In the summer months myself, like many who work independently, have down time when clients go on holiday and not much happens. Which is why it’s when I trawl through my files looking for uncompleted projects to work on and breathe new life into. The first of those to meet the light of day this summer of 2019 is a recording I made in 2001, three weeks before 9/11, at a small gathering in the coastal town of Laraiche on the Atlantic coast of Morocco just south of Tangiers. An old Moroccan friend of mine from Laraiche, Sidi Mustafa Mesamri, wanted to hold a gathering of the best singers and musicians he could muster for no other reason than love of the great Andalusian tradition still very much alive in Morocco.
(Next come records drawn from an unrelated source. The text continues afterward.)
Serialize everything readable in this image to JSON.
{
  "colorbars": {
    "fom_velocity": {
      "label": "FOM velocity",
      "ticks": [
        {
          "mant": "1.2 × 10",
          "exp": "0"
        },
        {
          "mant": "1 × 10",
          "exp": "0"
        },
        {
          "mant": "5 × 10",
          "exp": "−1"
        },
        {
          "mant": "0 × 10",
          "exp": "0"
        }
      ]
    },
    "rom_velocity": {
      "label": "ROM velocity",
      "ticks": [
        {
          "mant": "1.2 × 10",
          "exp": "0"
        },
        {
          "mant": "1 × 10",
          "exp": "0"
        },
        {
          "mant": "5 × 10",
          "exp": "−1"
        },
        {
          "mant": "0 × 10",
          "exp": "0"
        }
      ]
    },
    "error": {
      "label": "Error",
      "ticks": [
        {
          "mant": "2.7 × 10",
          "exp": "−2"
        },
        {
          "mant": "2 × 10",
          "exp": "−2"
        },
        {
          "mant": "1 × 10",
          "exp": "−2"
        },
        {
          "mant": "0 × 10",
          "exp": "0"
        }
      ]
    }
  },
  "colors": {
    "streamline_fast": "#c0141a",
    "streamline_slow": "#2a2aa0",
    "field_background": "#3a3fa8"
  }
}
It brought together principally the Andalusian Orchestra of Tetouan and the Fes Singers as well as many individuals from Tangiers, Khenifra and other cities in Morocco. As well as many guests from Britain, Spain and America.
Our recording (assisted by Peter Sanders) was in two segments. The longest segment was released on a 2CD set in 2002 by Ihya records in Canada and had a limited distribution in North America and Europe. The first segment, which preceded the main recording was before the Fes Singers had arrived. It needed careful editing but after 18 years is now made available on this release. It is now on Spotify and soon on Itunes.
Being pre 9/11 lends the recording a kind of innocence of what was to come and because of its spontaneity and an unplanned location (the house we were staying in) avoided the use of loud PA amplification which now makes live recording in Morocco almost impossible. It is also a wonderful example of how the Moroccans from different cities and often with slightly varying traditions can all fit seamlessly together with no rehearsal and produce ecstatic classical music and singing in this ancient tradition.